Sunday, December 10, 2006

NogaNote:

Elazar Bogomilsky, a Lubavitcher rabbi probably overcome with Hannuka cheer, must have felt neglected and forlorn when he noticed the nine sizable Christmas trees adorning Sea-Tac airport, while not a hint was there anywhere of the Jewish festival of lights about to start next week.

I must say, having just come back from downtown Montreal, I can't help but sympathize. I took my daughter to see a play and then we went on a tour of the famous Christmas decorations that are put up for the holiday season, namely the Ogilvy Christmas Window display , and Place Montréal Trust’s gigantic, five-storey tall Christmas tree. Nowhere in sight was there even a suggestion of awareness of the Hannuka holiday. It made my daughter sad. It made me impatient to get on the Metro and go back home. There is just so much of Christmas cheer one can absorb with good grace on a Sunday afternoon.

I'm afraid Jewish holidays are not much of a concern in this province. A Metro transit station is named after l'Abbé Lionel Groulx, one of the fathers of Quebec nationalist movement who was also a Hitler sympathizer and an active antisemite. A nation that honours a man with such a record can hardly be expected to be sensitive to the cultural needs of its Jewish minority.

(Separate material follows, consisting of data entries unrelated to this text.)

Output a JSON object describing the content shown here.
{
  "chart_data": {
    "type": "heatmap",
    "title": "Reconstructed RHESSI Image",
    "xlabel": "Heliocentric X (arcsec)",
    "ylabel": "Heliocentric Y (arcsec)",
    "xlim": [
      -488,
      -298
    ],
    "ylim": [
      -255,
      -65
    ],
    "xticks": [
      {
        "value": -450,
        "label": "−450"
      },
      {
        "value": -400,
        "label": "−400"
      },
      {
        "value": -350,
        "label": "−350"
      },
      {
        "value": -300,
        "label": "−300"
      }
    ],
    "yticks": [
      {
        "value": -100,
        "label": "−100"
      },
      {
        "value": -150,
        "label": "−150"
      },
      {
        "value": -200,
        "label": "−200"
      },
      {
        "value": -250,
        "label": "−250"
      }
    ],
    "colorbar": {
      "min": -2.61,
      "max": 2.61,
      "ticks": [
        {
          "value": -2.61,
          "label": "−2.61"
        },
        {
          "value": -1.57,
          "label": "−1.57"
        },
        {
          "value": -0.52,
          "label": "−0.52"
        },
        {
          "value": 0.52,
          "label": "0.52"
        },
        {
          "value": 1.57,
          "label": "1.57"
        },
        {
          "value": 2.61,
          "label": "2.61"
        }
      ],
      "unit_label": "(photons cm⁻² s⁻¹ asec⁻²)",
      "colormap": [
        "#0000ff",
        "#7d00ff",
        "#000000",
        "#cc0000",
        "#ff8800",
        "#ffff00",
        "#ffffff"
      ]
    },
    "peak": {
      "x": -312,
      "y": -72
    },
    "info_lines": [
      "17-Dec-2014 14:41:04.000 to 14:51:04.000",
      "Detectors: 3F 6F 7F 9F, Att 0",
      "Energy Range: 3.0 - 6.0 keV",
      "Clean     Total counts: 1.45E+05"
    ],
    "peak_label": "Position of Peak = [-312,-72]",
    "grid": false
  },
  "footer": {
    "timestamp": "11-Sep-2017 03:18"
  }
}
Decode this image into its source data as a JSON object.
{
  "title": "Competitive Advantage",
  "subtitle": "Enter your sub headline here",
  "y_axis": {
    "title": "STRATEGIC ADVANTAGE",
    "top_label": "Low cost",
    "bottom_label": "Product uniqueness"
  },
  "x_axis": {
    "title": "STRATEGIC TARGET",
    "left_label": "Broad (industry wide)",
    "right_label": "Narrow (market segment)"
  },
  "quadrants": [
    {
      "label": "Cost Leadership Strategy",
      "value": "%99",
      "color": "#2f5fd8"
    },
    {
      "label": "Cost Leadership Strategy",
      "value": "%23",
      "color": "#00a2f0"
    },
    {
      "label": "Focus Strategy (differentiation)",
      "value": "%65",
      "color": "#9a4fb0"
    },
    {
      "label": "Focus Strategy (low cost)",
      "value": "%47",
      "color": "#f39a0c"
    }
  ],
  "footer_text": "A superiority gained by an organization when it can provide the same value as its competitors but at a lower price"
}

So it's thoroughly refreshing to read about this Seattle melee. The rabbi, it says here:

"who last month asked that a menorah be displayed, said he was "appalled" by the Port's reaction to what he believed to be a simple request. There are public menorah lightings at the White House and cities across the Northwest, he said. Next week, Gov. Christine Gregoire will help light a menorah under the Capitol Dome in Olympia."

Yes, I would say that the Port's reaction was quite pigheaded, hardly in line with the benign spirit of Christmas. Noone suggested the sight of the lit up trees was offensive. But by removing them, the Port's administration was acting as though that was the motivation underlying the request to put up the Menorah, thereby all but smearing the good rabbi's intentions.

Should they reconsider their decision, (as they indeed should), I'd suggest they install, next to the Menorah, the aluminum pole, ("very high strength-to-weight ratio") of Festivus for all those rest of us who are heartily fed up with religious quarrels, sanctimonious secularistas, and the relentless onslaught of holiday shopping.